What is going on here, and how do I turn this into portable C code? Have I hit undefined behavior? Note that I'm assuming the C99 standard.


Solution

  • TL;DR: you've been bitten by MSVC non-conformance, a longstanding problem that MS has never shown much interest in solving. If you must support MSVC in addition to conforming C implementations, then one way to do so would be to engage conditional compilation directives to suppress the fgetc() calls when the program is compiled via MSVC.


    I'm inclined to agree with the comments that reading binary data via formatted I/O functions is a questionable plan. Even more questionable, however, is the combination of

    compil[ing] it using Visual Studio on Windows

    and

    assuming the C99 standard.

    As far as I am aware, no version of MSVC conforms to C99. Very recent versions may do a better job of conforming to C2011, in part because C2011 makes some features optional that were mandatory in C99.

    Whichever version of MSVC you're using, however, I think it fails to conform with the standard (both C99 and C2011) in this area. Here is the relevant text from C99, section 7.19.6.2

    A conversion specification is executed in the following steps:

    [...]

    An input item is read from the stream [...]. An input item is defined as the longest sequence of input characters which does not exceed any specified field width and which is, or is a prefix of, a matching input sequence. The first character, if any, after the input item remains unread.

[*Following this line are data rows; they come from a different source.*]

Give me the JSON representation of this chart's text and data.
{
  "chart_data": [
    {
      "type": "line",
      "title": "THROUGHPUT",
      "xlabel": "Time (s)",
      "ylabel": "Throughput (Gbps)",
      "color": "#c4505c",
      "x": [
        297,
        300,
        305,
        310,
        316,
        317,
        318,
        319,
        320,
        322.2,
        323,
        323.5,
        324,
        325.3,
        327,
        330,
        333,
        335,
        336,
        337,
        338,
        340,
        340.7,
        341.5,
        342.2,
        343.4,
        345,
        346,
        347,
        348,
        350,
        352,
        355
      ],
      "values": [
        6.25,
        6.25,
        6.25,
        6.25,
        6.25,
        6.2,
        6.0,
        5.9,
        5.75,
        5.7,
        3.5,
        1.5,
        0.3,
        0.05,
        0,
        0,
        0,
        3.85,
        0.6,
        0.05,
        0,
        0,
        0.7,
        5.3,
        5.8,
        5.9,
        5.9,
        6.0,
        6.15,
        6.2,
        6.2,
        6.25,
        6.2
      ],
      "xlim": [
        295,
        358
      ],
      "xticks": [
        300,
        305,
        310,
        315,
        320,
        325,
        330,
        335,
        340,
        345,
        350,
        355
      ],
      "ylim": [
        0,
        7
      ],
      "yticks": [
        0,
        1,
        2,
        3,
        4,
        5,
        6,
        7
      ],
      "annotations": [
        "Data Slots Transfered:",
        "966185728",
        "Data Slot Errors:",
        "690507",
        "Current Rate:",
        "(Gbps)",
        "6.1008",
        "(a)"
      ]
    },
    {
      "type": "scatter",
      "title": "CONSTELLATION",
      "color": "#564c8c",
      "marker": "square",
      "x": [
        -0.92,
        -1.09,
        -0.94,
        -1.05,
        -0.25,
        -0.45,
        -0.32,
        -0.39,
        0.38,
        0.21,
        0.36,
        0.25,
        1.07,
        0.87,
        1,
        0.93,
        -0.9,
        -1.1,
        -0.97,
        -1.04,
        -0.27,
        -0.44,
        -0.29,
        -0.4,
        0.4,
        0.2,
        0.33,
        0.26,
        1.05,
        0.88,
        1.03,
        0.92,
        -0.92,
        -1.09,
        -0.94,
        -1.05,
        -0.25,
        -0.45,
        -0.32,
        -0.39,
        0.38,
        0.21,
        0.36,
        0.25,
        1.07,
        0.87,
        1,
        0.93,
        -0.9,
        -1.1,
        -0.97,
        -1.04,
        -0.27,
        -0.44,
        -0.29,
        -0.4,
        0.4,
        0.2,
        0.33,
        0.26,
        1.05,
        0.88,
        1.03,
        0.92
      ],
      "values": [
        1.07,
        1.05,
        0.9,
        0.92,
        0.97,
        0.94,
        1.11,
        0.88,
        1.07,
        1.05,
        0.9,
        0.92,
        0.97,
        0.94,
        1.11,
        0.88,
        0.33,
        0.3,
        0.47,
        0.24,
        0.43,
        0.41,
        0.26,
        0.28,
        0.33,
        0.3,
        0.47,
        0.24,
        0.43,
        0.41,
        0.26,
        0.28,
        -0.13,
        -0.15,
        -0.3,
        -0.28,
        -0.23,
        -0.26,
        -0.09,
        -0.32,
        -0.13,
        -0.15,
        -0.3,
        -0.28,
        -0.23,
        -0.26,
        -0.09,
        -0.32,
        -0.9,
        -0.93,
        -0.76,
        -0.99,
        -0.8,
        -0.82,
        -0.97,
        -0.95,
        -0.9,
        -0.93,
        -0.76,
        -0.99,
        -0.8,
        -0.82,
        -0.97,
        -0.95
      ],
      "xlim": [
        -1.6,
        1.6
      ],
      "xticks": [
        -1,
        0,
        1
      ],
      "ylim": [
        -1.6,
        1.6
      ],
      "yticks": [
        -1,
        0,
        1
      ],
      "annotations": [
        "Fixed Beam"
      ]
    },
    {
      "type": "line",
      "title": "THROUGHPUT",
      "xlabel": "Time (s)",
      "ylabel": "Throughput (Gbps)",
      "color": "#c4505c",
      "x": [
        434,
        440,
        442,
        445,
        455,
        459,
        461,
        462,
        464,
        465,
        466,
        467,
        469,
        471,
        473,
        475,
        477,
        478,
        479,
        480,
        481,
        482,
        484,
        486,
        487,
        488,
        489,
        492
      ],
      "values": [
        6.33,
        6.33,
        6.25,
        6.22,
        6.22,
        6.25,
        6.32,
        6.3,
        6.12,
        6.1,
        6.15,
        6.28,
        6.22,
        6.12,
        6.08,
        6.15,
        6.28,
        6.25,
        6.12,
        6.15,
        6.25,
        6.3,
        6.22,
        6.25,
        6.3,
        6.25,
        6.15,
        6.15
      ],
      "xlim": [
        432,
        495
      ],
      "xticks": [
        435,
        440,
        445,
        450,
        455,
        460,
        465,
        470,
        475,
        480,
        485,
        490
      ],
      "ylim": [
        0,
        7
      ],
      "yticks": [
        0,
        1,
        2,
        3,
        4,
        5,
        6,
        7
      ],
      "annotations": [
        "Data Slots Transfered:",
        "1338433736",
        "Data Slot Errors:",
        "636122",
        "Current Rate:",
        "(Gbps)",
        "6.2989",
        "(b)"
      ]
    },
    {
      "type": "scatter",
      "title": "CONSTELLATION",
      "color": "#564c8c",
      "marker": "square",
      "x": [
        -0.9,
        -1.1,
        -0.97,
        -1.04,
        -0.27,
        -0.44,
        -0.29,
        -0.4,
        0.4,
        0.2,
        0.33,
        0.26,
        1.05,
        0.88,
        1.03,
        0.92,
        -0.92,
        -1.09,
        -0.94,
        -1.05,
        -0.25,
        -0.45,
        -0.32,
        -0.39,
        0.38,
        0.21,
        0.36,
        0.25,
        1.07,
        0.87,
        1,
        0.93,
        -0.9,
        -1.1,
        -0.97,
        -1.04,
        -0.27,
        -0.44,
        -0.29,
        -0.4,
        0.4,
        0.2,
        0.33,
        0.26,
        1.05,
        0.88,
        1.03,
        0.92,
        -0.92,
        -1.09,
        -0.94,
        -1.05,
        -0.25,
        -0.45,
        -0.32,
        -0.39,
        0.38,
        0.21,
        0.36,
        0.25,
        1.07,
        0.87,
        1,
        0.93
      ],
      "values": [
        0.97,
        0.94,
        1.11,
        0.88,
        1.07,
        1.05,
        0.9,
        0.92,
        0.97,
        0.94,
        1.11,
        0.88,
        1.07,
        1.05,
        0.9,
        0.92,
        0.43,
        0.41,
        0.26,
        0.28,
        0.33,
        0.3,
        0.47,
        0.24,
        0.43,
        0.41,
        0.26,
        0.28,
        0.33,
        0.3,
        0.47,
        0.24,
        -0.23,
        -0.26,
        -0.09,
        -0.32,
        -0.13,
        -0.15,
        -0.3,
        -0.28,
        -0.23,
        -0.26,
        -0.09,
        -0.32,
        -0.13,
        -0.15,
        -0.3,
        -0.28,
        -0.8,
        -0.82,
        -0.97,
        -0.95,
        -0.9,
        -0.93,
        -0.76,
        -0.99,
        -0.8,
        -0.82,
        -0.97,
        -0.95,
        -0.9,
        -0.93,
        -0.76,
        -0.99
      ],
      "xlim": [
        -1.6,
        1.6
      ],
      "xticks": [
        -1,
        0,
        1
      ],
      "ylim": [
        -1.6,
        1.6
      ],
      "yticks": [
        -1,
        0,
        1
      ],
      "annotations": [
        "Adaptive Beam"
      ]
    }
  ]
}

    The standard is quite clear that the first character that does not match the input sequence remains unread, so the only ways MSVC could be considered conforming is if the \0 characters could be construed as being part of (and terminating) a matching input sequence, or if fgetc() were permitted to skip \0 characters. I see no justification for the latter, especially given that the stream was opened in binary mode, so let's consider the former.

    For a u conversion specifier, a matching input sequence is defined as one that

    Matches an optionally signed decimal integer, whose format is the same as expected for the subject sequence of the strtoul function with the value 10 for the base argument.

    The "subject sequence of the strtoul function" is defined in that function's specifications:

    First, they decompose the input string into three parts: an initial, possibly empty, sequence of white-space characters (as specified by the isspace function), a subject sequence resembling an integer represented in some radix determined by the value of base, and a final string of one or more unrecognized characters, including the terminating null character of the input string.

    Note in particular that the terminating null character is explicitly attributed to the final string of unrecognized characters. It is not part of the subject string, and therefore should not be matched by fscanf() when it converts input according to a u specifier.